Try to get a feel in advance for the results achieved within the franchise formula and (if possible) revenue forecasts. Contact the franchiser to request figures. Van de Peppel: “It is useful to obtain relevant data relating to the profits earned, revenue, and costs, including start-up investments. Think about some of the aspects which are important to your future and set some ground rules.” 

You should also ask the franchiser how many new businesses have started within the formula over the past 3 years? How many have ceased to operate, in what geographical areas, and why?

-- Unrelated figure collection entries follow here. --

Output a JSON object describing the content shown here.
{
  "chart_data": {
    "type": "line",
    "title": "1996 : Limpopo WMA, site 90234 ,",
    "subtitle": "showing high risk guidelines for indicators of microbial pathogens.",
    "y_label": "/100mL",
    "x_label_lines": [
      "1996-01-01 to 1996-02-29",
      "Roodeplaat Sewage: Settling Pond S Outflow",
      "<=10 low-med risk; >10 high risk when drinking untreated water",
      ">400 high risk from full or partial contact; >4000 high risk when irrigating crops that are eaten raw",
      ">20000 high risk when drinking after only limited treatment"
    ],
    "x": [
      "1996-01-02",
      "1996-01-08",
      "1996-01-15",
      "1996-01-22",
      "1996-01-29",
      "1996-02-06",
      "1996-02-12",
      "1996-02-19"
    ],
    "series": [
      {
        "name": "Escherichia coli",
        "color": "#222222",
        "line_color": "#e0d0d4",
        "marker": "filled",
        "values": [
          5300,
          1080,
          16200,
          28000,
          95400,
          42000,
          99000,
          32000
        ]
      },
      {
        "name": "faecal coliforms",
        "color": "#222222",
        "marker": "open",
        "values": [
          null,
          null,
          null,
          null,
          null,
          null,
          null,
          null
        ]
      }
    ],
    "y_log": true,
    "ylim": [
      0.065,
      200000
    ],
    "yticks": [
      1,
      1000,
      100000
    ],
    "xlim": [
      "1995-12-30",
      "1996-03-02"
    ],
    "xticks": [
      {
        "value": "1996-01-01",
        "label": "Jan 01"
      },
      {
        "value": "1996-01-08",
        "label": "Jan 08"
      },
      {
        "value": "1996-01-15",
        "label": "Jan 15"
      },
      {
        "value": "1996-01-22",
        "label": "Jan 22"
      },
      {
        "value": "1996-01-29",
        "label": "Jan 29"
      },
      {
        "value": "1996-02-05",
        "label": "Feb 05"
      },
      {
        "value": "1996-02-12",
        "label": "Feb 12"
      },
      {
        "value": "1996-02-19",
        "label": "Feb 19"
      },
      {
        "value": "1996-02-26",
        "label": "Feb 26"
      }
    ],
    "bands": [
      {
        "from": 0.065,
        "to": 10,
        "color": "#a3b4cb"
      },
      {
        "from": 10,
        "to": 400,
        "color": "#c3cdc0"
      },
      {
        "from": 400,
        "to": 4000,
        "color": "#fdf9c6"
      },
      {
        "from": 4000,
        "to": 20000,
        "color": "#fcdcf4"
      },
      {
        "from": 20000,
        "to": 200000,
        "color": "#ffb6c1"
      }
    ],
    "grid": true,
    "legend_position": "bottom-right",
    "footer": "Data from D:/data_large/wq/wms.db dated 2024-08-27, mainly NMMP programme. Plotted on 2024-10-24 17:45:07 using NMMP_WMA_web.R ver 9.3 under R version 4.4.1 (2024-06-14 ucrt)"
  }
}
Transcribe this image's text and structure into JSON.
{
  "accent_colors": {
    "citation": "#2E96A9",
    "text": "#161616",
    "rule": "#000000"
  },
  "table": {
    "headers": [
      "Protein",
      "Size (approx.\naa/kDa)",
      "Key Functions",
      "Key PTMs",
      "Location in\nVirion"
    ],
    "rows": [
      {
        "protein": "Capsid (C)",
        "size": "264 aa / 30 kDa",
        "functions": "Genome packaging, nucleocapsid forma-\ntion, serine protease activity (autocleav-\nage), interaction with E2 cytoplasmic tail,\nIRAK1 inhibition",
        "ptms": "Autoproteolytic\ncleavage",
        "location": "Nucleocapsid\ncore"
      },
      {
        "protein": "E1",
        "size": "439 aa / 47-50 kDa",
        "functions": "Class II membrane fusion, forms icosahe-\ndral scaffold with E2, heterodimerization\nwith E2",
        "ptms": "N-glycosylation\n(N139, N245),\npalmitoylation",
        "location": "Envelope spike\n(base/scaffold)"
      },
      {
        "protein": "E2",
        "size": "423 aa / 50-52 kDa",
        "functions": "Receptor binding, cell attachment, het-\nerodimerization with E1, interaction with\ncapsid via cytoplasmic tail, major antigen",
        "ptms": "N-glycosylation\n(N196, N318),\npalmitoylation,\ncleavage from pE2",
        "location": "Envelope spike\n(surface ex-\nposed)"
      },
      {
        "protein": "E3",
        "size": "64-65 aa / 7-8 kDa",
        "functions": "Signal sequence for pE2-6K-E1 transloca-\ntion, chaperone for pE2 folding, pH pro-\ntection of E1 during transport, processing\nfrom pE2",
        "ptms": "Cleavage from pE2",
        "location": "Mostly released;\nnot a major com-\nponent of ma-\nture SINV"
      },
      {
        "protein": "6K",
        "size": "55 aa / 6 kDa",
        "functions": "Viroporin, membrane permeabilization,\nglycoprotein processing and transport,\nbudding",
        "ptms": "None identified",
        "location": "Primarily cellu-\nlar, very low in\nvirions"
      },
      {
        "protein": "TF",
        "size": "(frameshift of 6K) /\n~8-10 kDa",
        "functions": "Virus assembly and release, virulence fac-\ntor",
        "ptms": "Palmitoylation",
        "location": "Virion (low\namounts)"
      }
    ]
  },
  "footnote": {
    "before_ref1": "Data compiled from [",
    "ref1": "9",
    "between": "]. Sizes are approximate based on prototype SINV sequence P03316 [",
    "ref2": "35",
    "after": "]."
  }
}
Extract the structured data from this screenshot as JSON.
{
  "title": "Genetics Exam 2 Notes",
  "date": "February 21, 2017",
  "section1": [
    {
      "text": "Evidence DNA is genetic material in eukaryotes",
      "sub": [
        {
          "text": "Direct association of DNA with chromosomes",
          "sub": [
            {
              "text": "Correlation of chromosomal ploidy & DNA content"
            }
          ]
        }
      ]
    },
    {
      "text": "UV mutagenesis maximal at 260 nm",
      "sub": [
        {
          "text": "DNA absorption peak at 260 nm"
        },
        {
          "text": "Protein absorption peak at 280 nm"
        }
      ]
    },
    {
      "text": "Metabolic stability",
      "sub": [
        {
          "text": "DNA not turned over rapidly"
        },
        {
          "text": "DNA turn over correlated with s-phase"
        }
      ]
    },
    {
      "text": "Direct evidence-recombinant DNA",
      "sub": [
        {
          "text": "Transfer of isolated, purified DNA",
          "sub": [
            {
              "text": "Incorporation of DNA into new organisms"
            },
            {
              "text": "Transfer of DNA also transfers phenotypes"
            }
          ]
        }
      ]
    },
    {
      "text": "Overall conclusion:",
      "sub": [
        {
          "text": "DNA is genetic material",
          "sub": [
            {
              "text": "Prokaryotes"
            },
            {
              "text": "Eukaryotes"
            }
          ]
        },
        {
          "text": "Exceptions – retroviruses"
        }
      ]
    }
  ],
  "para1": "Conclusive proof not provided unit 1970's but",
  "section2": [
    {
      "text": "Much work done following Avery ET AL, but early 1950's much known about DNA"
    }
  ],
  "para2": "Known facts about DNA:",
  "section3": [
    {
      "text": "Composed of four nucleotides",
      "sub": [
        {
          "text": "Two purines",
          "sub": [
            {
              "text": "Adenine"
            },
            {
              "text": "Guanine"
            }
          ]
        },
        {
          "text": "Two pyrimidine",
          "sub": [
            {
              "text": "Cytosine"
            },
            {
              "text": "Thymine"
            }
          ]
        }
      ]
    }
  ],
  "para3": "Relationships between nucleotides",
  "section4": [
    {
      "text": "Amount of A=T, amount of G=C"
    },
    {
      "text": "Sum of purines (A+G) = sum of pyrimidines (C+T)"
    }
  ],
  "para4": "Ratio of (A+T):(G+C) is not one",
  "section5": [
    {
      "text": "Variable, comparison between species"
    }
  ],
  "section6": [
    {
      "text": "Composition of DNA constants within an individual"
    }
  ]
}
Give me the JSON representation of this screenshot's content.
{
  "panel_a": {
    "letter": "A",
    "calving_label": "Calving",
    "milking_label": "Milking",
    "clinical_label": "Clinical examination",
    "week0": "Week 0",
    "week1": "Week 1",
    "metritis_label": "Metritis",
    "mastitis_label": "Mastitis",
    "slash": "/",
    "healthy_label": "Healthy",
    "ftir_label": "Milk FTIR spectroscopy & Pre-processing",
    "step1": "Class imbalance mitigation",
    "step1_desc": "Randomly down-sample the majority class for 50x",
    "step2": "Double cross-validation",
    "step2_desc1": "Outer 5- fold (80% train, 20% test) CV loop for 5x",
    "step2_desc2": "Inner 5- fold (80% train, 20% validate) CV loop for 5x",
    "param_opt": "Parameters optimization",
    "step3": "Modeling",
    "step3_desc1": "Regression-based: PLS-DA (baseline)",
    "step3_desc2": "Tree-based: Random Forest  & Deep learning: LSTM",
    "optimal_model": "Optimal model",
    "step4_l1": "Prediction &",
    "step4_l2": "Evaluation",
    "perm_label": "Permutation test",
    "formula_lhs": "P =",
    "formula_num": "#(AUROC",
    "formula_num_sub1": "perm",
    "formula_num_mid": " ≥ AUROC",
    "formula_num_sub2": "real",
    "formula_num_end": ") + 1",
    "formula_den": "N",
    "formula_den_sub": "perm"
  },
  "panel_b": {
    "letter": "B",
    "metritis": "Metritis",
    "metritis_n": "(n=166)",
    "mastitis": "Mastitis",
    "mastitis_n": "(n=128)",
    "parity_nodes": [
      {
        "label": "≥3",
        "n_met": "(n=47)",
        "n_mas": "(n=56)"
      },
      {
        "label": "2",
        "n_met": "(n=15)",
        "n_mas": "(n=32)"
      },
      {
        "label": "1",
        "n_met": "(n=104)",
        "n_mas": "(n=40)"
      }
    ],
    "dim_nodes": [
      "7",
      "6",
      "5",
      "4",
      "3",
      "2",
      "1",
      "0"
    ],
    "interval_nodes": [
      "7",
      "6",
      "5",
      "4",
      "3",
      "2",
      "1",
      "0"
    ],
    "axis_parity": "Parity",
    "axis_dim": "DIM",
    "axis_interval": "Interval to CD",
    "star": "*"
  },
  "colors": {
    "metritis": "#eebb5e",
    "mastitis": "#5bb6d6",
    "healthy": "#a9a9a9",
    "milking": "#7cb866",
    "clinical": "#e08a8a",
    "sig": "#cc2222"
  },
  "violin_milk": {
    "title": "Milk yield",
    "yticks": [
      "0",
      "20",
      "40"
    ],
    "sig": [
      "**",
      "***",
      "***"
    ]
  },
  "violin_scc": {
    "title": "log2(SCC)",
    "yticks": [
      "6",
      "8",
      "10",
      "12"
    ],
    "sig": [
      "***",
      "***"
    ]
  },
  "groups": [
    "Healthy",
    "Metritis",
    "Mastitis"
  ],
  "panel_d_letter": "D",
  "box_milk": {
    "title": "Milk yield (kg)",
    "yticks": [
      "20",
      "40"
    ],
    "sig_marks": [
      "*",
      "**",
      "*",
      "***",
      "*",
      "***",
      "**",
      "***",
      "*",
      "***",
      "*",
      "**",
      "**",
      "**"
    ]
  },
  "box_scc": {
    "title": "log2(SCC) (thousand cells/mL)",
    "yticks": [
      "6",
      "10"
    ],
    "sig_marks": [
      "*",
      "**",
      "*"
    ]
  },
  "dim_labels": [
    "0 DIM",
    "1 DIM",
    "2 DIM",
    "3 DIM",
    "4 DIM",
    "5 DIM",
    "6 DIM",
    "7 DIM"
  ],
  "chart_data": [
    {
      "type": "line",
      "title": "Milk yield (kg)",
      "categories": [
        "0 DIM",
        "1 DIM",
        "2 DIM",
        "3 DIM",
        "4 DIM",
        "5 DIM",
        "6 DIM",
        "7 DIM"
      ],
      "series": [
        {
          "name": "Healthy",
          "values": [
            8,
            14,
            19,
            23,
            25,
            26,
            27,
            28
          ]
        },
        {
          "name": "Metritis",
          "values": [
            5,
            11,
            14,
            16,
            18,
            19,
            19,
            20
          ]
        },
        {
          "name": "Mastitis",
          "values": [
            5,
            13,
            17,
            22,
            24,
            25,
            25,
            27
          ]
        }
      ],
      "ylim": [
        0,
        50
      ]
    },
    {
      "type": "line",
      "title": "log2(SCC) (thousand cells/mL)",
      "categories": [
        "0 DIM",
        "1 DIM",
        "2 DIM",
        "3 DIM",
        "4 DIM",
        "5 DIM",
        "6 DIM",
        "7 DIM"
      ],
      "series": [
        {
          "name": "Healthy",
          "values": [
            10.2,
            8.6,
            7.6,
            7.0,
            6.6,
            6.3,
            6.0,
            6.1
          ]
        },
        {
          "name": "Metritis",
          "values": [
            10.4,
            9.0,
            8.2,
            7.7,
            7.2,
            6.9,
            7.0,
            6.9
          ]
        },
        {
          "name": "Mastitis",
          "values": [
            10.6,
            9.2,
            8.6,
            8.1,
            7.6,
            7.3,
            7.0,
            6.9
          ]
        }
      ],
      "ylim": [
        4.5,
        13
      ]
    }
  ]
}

Consult a franchise specialist (accountant or lawyer) for your research and exploratory discussions. Contract terms may be negotiable. You want to build a good relationship with your franchisor. So it may be helpful to have a consultant to guide you through the discussions and ask the critical questions. 

Franchise rules

Franchise contracts must comply with the rules for franchises. Van de Peppel gives an example: "When a contract expires, any non-compete clause cannot be valid for more than one year and can only cover the geographic area in which you operated as a franchisee."

Risks 

A business plan helps you to identify risks. The next step is to figure out how to handle these risks, including risks associated with contracts, terms of supply and payment, and insurance. Something you always need to consider: the franchiser could potentially go bankrupt. This could have a massive impact on your business. The formula will be out in the hands a trustee. This person is appointed by the court and must ensure that the bankruptcy proceeds properly. The trustee decides whether the formula will be continued, sold or terminated.

Register with the Netherlands Chamber of Commerce KVK 

As a franchisee, you are required to register with KVK. You need a signed franchise agreement for this. Are you starting from a shop or business premises? Then bring the signed purchase or rental agreement with you to the appointment at KVK.